En Inde, la communauté musulmane se mobilise après l’adoption, le 5 avril, d’une nouvelle loi discriminatoire. Le Parlement a validé une réforme foncière visant le patrimoine musulman (waqf), notamment les mosquées et les cimetières. Des manifestations ont éclaté dans plusieurs régions, avec une flambée de tensions dans l’État du Bengale-Occidental. Explications
Par une nouvelle mesure discriminatoire, le gouvernement indien dirigé par Narendra Modi et son parti, le Bharatiya Janata Party (BJP), entend renforcer son contrôle sur les biens de la minorité musulmane. La loi, adoptée au parlement, permet désormais à des non-musulmans de siéger dans les conseils d’administration des institutions qui gèrent le waqf, c’est-à-dire le patrimoine islamique.

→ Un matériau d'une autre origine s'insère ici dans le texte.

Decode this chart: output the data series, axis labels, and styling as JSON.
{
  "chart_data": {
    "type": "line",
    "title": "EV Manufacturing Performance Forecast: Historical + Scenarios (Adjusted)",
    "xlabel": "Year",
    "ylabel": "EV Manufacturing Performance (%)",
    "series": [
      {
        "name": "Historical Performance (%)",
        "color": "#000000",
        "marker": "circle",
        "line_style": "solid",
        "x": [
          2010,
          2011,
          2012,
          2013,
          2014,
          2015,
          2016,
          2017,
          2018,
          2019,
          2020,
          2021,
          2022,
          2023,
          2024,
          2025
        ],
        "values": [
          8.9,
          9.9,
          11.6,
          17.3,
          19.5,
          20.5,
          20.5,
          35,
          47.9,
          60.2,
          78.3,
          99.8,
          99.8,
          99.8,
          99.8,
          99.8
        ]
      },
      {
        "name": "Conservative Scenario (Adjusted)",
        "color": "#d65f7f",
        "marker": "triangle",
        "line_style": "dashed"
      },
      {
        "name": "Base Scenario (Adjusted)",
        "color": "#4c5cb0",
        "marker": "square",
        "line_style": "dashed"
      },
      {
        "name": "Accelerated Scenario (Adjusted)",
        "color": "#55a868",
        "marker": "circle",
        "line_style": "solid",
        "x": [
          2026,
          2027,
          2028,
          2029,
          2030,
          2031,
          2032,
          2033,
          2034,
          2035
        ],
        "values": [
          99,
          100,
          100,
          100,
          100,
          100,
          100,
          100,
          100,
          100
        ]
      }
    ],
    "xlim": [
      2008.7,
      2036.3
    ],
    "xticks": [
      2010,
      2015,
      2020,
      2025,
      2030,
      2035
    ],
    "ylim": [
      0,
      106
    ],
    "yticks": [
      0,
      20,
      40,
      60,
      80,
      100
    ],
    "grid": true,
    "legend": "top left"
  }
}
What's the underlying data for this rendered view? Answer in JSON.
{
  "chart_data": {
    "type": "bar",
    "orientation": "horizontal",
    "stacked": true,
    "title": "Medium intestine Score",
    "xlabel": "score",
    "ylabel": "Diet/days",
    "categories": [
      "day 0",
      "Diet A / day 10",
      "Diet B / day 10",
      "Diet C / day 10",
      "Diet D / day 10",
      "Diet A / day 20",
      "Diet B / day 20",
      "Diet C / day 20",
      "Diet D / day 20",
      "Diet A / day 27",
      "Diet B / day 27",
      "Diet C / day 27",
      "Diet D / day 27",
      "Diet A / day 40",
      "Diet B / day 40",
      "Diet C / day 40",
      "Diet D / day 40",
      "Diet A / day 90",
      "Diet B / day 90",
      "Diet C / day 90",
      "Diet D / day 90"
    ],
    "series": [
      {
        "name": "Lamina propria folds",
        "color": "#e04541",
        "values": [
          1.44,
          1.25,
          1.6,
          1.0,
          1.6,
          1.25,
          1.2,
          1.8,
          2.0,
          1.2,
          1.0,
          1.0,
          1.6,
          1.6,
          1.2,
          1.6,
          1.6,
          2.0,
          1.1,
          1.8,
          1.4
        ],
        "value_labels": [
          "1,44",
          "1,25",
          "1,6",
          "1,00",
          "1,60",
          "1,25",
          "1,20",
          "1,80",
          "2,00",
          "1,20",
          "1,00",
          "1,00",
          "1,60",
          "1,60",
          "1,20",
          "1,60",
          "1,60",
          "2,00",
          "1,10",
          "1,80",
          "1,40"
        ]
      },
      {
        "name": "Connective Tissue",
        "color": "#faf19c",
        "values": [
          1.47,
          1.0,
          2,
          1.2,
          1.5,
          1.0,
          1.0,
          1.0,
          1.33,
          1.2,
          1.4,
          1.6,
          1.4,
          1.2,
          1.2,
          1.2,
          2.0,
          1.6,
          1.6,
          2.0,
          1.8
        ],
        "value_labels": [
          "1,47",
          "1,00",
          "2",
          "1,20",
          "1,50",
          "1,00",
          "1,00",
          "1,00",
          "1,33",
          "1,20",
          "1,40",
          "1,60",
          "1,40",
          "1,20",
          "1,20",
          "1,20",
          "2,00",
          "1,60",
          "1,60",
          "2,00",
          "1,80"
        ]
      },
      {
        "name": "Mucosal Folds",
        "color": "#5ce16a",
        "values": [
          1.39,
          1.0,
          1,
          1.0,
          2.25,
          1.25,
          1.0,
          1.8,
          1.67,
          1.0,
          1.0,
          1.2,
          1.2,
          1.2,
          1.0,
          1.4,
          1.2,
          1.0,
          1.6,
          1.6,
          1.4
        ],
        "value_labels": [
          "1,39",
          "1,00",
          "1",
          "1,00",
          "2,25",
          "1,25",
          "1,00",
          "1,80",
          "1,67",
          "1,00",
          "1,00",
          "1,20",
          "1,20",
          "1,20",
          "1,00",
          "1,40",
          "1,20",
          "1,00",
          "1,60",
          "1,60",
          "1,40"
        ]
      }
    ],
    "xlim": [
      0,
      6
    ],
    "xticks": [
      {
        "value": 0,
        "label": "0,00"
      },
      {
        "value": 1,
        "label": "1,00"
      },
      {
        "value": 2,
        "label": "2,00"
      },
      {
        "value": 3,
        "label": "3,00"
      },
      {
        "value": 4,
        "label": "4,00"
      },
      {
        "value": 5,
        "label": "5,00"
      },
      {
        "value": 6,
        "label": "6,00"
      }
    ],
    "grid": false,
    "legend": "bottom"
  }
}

Une atteinte directe au droit de propriété
Baptisée « Waqf Boards », cette législation est perçue par les représentants de la communauté musulmane comme une atteinte directe au droit de propriété. Ces derniers craignent notamment la saisie de mosquées et de sites religieux historiques, qui pourraient être remis à des groupes ultranationalistes hindous.
Ces mouvements revendiquent depuis longtemps plusieurs lieux de culte musulmans, qu’ils considèrent comme érigés sur d’anciens temples ou lieux sacrés hindous. Le BJP, bien qu’ayant perdu sa majorité aux élections de 2024, a tout de même réussi à faire adopter ce texte grâce à l’appui de plusieurs alliés.
La loi concerne 872 000 biens religieux et sociaux musulmans, incluant des mosquées, écoles, commerces, cimetières et orphelinats, pour une valeur estimée à 14,2 milliards de dollars.

Appel à la mobilisation
De nombreuses voix se sont élevées contre cette législation. Le très influent All India Muslim Personal Law Board (AIMPLB) a dénoncé une loi « injuste » et annoncé, samedi 5 avril, son intention de saisir la justice. L’organisation promet de lancer un mouvement national, en coordination avec d’autres groupes communautaires, pour protester comme une « violation de droits constitutionnels ».
Depuis lundi 7 avril, de nombreuses manifestations ont eu lieu dans de grandes villes, notamment dans des États gouvernés par l’opposition comme Calcutta (Bengale-Occidental) et Bangalore (Karnataka), où la tension est palpable. Il s’agit de la plus grande mobilisation musulmane depuis 2019.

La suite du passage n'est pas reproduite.